Aus einem Katalogtext von Kerstin Richter: "Regula Dettwiler sammelt, katalogisiert, ordnet die Natur (in ihrer ORCHIDEENJAGD 2001) ganz im Sinne der Enzyklopädisten des 18. Jahrhunderts. Die Welt und insbesondere die Natur sollten endlich erfasst und so vielleicht bewältigt werden. Das Spezialinteresse der Künstlerin gilt dabei Orchideen, schon im viktorianischen Zeitalter Objekte einer weitverbreiteten Sammelbegierde. Weltweit spürt sie diese, immer auf der Suche nach neuen Arten, auf, zergliedert und präpariert sie für die botanische Zuordnung.
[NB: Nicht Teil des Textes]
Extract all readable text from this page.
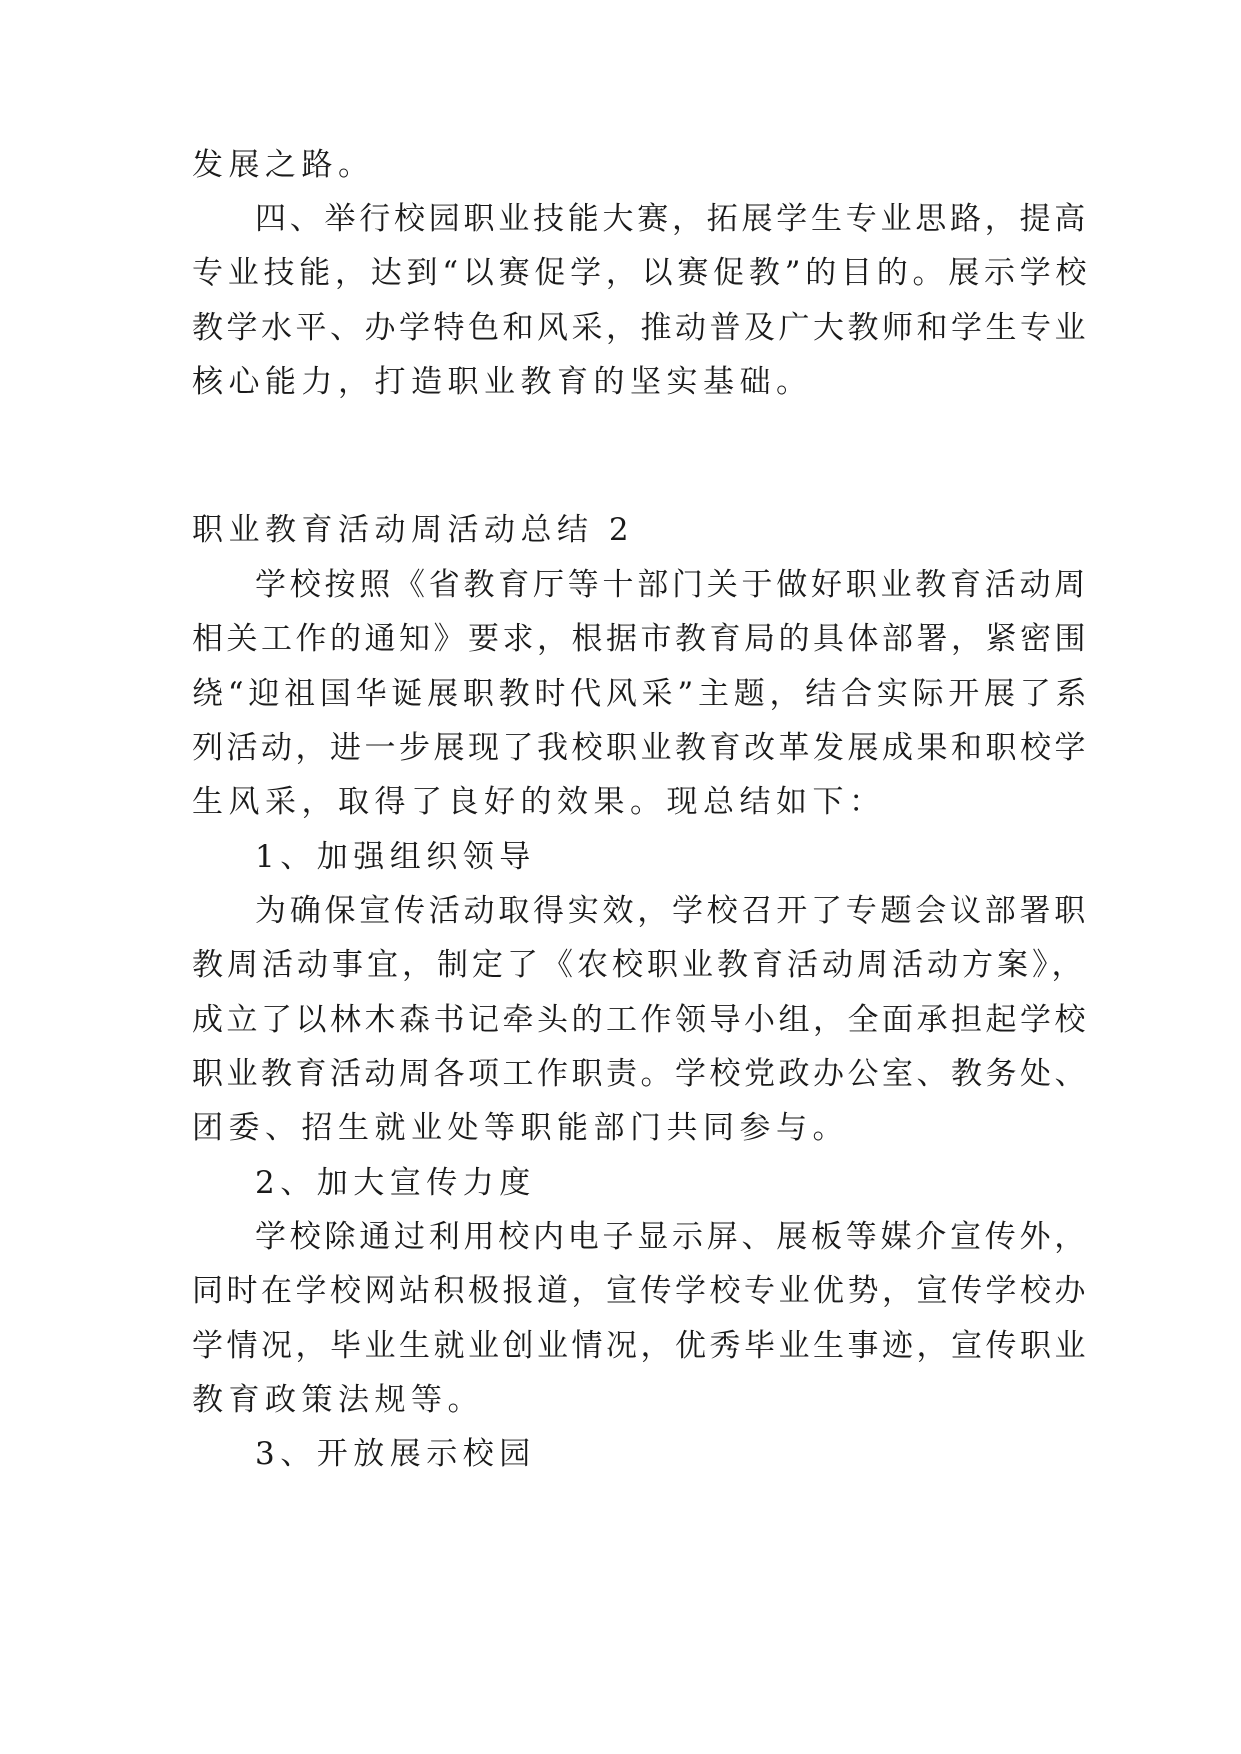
发展之路。

四、举行校园职业技能大赛，拓展学生专业思路，提高

专业技能，达到“以赛促学，以赛促教”的目的。展示学校

教学水平、办学特色和风采，推动普及广大教师和学生专业

核心能力，打造职业教育的坚实基础。

职业教育活动周活动总结 2

学校按照《省教育厅等十部门关于做好职业教育活动周

相关工作的通知》要求，根据市教育局的具体部署，紧密围

绕“迎祖国华诞展职教时代风采”主题，结合实际开展了系

列活动，进一步展现了我校职业教育改革发展成果和职校学

生风采，取得了良好的效果。现总结如下：

1、加强组织领导

为确保宣传活动取得实效，学校召开了专题会议部署职

教周活动事宜，制定了《农校职业教育活动周活动方案》，

成立了以林木森书记牵头的工作领导小组，全面承担起学校

职业教育活动周各项工作职责。学校党政办公室、教务处、

团委、招生就业处等职能部门共同参与。

2、加大宣传力度

学校除通过利用校内电子显示屏、展板等媒介宣传外，

同时在学校网站积极报道，宣传学校专业优势，宣传学校办

学情况，毕业生就业创业情况，优秀毕业生事迹，宣传职业

教育政策法规等。

3、开放展示校园
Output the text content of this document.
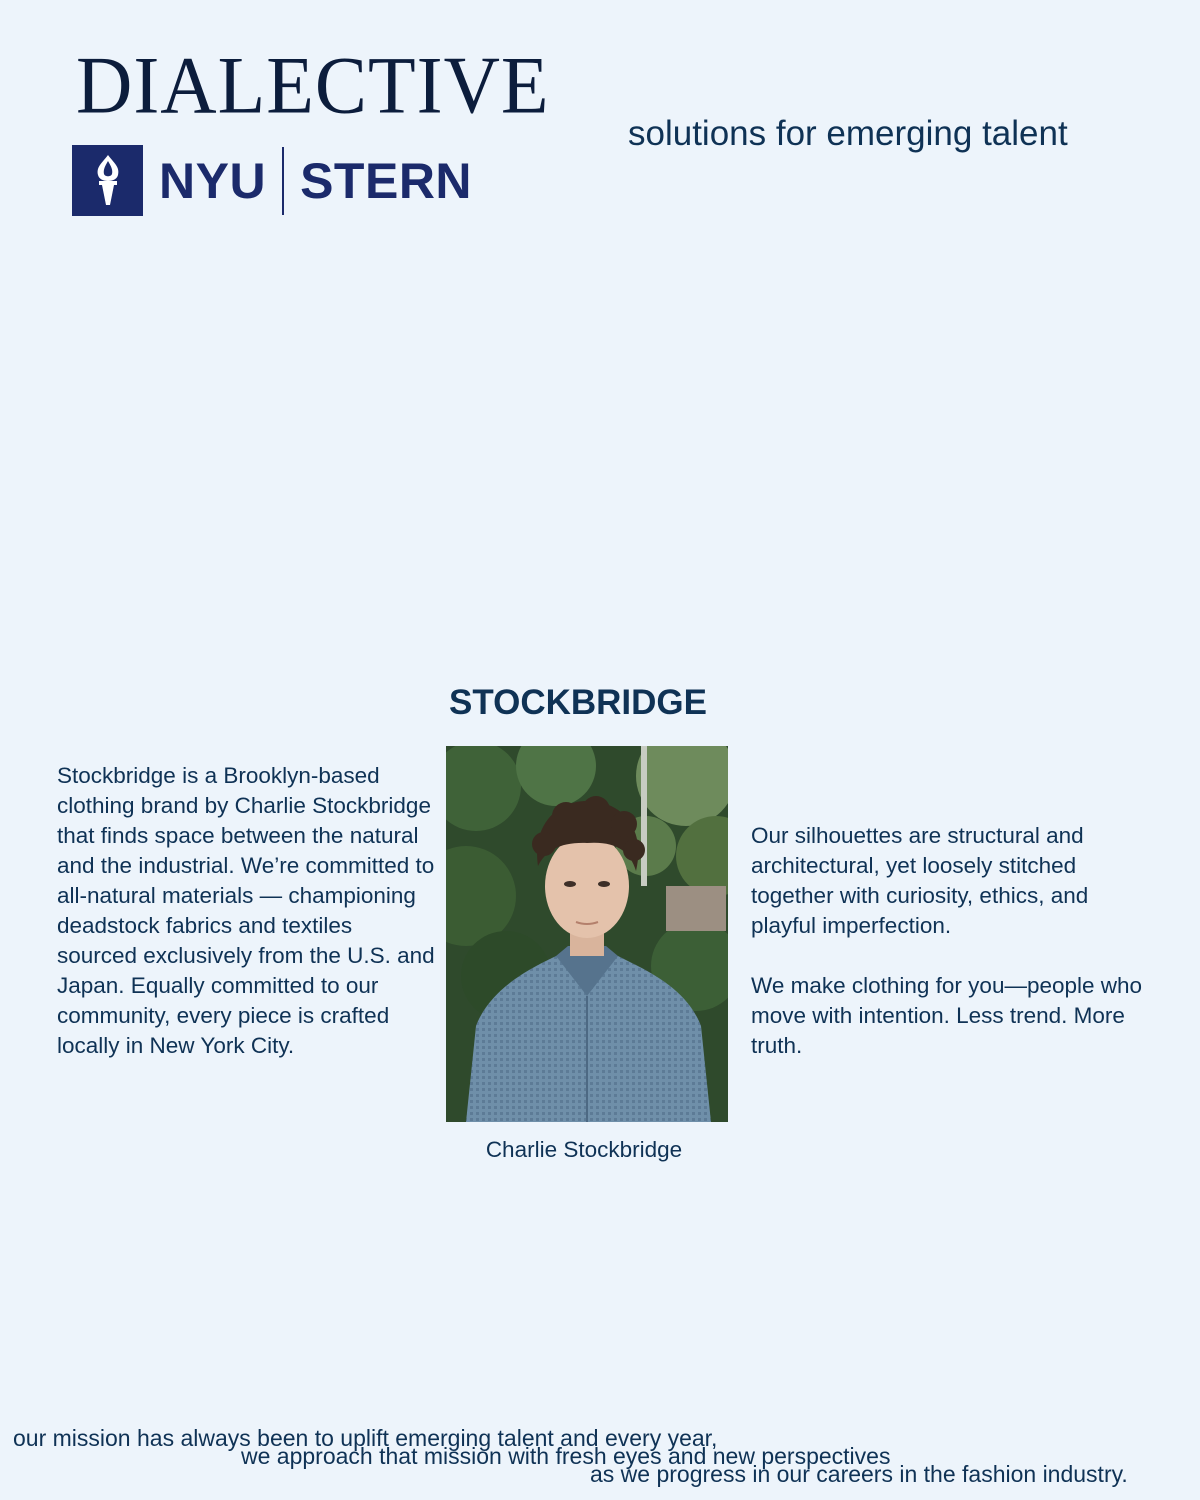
DIALECTIVE
NYU STERN
solutions for emerging talent
STOCKBRIDGE
Stockbridge is a Brooklyn-based clothing brand by Charlie Stockbridge that finds space between the natural and the industrial. We’re committed to all-natural materials — championing deadstock fabrics and textiles sourced exclusively from the U.S. and Japan. Equally committed to our community, every piece is crafted locally in New York City.
Charlie Stockbridge

Our silhouettes are structural and architectural, yet loosely stitched together with curiosity, ethics, and playful imperfection.

We make clothing for you—people who move with intention. Less trend. More truth.

our mission has always been to uplift emerging talent and every year,
we approach that mission with fresh eyes and new perspectives
as we progress in our careers in the fashion industry.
Doch ihre Orchideenjagd findet nicht in den Regenwäldern des Amazonas statt, sondern in den Großstädten der Welt, ihre Sammlungsobjekte entstammen nicht der natürlichen, als vielmehr der artifiziellen Welt. Aus den über 300 entdeckten künstlichen Orchideen präsentiert die Künstlerin, wie eine nach langem Forschungsaufenthalt zurückgekehrte Forschungsreisende, ihre Befunde u.a. als Diashow und Sammlungsprint. Durch Anwendung der althergebrachten Forschungsmethoden versucht sie der Ordnung dieser künstlichen Welten auf den Grund zu gehen und sie zu beschreiben.

Sie durchforstet die Untergrundstädte Montreals, die Einkaufszentren und Boutiquen wie einen neuen Dschungel, einen noch unentdeckten Ort, dessen Gesetzmäßigkeiten entweder nicht bekannt sind oder aber der Willkür des halböffentlichen Raums und seiner Repräsentanten unterliegen. Die Orchideensammlung, vormals ein Statussymbol und für die Beherrschung der Natur stehend, verweist in ihrer artifiziellen Variante auf das globale Phänomen der Gleichschaltung und der Herrschaft des Marktes. Ob in Wien, Basel oder Montreal - überall finden sich die exakt gleichen chinesischen Massenprodukte. An Stelle des Sinnbildes exotischer Fülle der Kolonialländer stehen die Kunstblumen jetzt für die Uniformität und Austauschbarkeit der Alltagskultur."